Jack leaped to his feet, pacing in obvious agitation. "How was I supposed to know?" He asked, running his hands through his hair and looking at Ray imploringly.

"You couldn't," Ray answered obligingly.

"I mean, she's the Great Lord of Winter's daughter," Jack seemed eager to explain.

"Of course she is," Ray nodded encouragement.

"And all women, Immortals or no, have that time of month," Jack went on, tossing his comments over his shoulder as he continued pacing.

"Sure."

"She doesn't even know herself; how does Callie expect me to put it all together?"

"No idea."

"Exactly."

They were silent a moment.

"Jack?"

"Yeah?"

"What are we talking about?"

Jack collapsed onto his chair again, sighing deeply and seeming to droop. "My wife."

"Right. What about her?"

"She's allergic to snow."

Ray stared, clearly absorbing this incredible statement. Then he started to laugh. Jack glared as Ray whooped, stamping his feet and almost falling out of his chair.

"It's not funny," Jack snapped.

"Sorry, mate, but yeah....it is. It's fucking hilarious." Ray sat back and wiped his streaming eyes. "Big Nick's daughter allergic to snow?
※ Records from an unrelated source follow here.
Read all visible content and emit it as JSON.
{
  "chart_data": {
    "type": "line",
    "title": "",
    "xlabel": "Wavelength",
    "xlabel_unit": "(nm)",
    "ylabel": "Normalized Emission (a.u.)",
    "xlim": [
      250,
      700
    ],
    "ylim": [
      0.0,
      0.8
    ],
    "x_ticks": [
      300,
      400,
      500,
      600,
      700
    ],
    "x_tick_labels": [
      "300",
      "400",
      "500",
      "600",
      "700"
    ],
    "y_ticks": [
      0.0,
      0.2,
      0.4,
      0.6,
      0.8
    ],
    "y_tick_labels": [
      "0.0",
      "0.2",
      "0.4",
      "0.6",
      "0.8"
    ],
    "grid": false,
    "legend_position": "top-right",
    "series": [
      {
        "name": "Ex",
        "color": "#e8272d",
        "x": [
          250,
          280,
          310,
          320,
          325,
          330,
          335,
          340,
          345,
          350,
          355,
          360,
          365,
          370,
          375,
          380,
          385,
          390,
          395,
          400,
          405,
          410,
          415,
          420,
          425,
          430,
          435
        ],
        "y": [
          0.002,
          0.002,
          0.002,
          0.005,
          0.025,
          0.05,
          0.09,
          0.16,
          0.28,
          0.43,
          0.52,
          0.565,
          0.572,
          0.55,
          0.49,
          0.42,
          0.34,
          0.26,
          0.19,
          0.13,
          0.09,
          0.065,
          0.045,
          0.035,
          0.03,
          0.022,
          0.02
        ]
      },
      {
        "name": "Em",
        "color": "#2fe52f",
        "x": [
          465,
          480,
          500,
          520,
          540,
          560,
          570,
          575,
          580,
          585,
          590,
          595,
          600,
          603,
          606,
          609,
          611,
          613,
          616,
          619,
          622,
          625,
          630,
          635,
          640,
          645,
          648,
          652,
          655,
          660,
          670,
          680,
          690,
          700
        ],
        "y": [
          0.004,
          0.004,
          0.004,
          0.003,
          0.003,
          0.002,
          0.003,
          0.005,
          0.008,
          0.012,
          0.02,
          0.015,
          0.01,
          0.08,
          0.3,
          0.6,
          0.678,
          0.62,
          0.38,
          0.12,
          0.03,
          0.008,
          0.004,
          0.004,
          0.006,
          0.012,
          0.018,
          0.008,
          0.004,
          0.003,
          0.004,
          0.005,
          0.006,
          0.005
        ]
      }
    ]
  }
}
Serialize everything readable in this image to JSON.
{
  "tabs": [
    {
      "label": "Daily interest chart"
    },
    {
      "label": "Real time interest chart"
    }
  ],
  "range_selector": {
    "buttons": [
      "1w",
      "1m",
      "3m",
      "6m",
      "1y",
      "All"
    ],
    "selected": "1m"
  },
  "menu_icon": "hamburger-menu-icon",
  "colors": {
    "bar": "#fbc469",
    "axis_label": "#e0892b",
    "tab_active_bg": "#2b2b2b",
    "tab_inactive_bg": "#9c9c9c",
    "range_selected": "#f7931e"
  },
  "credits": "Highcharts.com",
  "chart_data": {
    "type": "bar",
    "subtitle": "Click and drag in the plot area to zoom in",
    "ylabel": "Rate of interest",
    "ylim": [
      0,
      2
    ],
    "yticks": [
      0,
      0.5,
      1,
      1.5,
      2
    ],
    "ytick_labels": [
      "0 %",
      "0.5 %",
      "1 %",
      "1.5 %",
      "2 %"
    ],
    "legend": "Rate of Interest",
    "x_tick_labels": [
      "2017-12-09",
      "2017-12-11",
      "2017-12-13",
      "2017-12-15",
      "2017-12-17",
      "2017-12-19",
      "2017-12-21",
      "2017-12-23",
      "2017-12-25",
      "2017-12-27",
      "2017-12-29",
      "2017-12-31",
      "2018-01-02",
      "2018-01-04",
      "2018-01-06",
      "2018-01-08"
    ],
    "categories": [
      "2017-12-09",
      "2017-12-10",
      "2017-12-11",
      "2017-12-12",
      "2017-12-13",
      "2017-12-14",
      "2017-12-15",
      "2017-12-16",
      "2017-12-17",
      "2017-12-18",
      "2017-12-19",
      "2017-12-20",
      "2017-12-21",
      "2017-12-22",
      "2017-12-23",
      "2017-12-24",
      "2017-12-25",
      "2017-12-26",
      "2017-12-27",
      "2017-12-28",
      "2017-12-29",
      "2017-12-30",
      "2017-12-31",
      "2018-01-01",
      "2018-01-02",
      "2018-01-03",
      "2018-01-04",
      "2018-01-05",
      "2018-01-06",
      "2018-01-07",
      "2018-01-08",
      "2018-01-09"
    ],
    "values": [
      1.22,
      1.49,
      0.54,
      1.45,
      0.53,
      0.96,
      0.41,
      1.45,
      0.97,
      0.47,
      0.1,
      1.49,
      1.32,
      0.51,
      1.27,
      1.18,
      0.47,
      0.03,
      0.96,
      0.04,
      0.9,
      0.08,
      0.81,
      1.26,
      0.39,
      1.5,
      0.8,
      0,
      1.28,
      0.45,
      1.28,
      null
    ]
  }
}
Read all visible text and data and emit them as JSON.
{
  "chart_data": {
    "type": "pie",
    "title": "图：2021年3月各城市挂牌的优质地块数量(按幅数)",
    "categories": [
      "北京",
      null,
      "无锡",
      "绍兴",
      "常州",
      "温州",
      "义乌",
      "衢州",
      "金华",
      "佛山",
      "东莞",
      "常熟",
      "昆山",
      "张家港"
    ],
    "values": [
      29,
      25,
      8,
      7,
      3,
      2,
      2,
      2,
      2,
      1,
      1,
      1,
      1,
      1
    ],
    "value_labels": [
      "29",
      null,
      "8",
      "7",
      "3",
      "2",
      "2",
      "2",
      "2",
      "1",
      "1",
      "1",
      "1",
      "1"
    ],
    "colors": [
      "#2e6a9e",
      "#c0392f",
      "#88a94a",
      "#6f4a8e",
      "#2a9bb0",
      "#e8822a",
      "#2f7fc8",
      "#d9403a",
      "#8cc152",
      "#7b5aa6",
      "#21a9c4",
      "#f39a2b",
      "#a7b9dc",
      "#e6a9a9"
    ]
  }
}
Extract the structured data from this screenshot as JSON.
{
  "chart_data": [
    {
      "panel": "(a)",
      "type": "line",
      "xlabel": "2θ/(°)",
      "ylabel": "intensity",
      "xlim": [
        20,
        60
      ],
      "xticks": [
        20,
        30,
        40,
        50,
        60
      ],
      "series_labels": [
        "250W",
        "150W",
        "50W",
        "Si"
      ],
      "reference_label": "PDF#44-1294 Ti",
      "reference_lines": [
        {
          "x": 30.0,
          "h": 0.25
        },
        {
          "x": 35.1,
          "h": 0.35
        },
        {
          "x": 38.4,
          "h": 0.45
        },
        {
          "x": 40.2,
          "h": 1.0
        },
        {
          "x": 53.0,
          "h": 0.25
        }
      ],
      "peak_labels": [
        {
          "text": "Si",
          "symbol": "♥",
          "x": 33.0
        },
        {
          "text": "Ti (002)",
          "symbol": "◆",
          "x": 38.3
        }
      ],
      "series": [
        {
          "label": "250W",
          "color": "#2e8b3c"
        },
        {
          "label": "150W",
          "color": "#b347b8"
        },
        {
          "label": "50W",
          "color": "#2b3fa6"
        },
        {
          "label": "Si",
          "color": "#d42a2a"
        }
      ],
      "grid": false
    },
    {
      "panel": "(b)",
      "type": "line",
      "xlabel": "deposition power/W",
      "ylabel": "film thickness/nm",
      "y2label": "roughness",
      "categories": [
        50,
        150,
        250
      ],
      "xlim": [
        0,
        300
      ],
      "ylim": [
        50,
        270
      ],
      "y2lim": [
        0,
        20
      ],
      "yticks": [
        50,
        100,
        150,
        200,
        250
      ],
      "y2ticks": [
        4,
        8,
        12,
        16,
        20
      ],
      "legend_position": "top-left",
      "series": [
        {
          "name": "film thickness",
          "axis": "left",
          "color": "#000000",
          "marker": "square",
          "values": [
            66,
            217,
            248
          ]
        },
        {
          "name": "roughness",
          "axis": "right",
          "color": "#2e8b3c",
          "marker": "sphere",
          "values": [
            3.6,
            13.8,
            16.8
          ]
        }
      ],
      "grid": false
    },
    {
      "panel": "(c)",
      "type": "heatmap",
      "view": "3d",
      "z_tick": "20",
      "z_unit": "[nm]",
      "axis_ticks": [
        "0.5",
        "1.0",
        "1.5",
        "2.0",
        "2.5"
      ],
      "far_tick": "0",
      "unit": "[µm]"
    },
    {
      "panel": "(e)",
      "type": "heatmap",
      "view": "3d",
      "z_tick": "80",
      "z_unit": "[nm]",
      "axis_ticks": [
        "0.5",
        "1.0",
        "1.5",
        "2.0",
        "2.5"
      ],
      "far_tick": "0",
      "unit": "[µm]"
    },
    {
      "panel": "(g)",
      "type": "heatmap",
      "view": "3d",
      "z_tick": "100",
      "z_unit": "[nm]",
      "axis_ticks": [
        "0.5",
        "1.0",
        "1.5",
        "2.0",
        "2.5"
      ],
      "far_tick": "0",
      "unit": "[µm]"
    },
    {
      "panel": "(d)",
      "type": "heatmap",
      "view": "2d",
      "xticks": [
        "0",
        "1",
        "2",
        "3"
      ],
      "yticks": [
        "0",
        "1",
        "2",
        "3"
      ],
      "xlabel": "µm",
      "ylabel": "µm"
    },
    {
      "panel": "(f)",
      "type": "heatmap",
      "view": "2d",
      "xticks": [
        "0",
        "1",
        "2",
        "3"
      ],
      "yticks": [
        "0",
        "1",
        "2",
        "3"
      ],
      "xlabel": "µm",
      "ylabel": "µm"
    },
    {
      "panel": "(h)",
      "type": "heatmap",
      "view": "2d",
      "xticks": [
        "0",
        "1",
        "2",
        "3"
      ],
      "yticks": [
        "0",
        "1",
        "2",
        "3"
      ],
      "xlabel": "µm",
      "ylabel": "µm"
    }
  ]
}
How is that not funny?" He laughed at Jack's thunderous expression.

For an instant, Ray thought he might have gone too far, and Jack was going to leap across the room and remove his tongue by way of his esophagus. But the moment passed, and the Frost Lord relaxed, smiling ruefully.

"Ask me that when you've endured three centuries of PMS that makes a rampaging gorilla look just a tad cranky." Ray snorted again, but offered no comment, and Jack smiled a bit wider. "I'm only exaggerating a little," he assured Ray. "It's cold, really, not snow per se, and not so much an allergy as intolerance. If she hasn't had regular exposure to warmer weather in too long...." Jack stopped suddenly, swallowing hard.

"So send her here," Ray said, puzzled at the fuss. "You're both adults, you can endure the occasional separate vacations. I mean, I get why you can't come...more than a couple of days of this weather and you'll be sicker than a frat boy after a week-long kegger."

"It's been left too long," Jack said quietly. "Once she's stable again, we'll do just that, I expect. But right now....we've been trotting around the globe, always following winter, for three hundred years. She complains about the cold just before Christmas, without fail, but refuses to leave me when the holiday's over, and truth is, I've never wanted to be away from her so I never insisted she go. It's not weather she needs to make this right, it's magic. Weather will only maintain her once she's out of danger. I think."

"I don't understand."

"She's only half a Winter Sprite, Ray. The other half's Muse, which is the only reason, apparently, she doesn't have to live half each year someplace like here. Muses have to tolerate all climates. Rose can tolerate cold most of the time. But sort of like batteries, her Muse half needs recharging now and then. You know how we Weather Immortals work; we get our strength from the climate we're built for. We can leave it from time to time, carry it with us inside, even use it, like I did with your drink. Muses recharge differently; they feed off creative energy. Rose, being a hybrid of a Winter High Lord and a Muse, apparently twisted her mother's ability and it mutated to work like her weather magic. She simply needs a climate change a few days out of the year. Usually. At least that's the theory."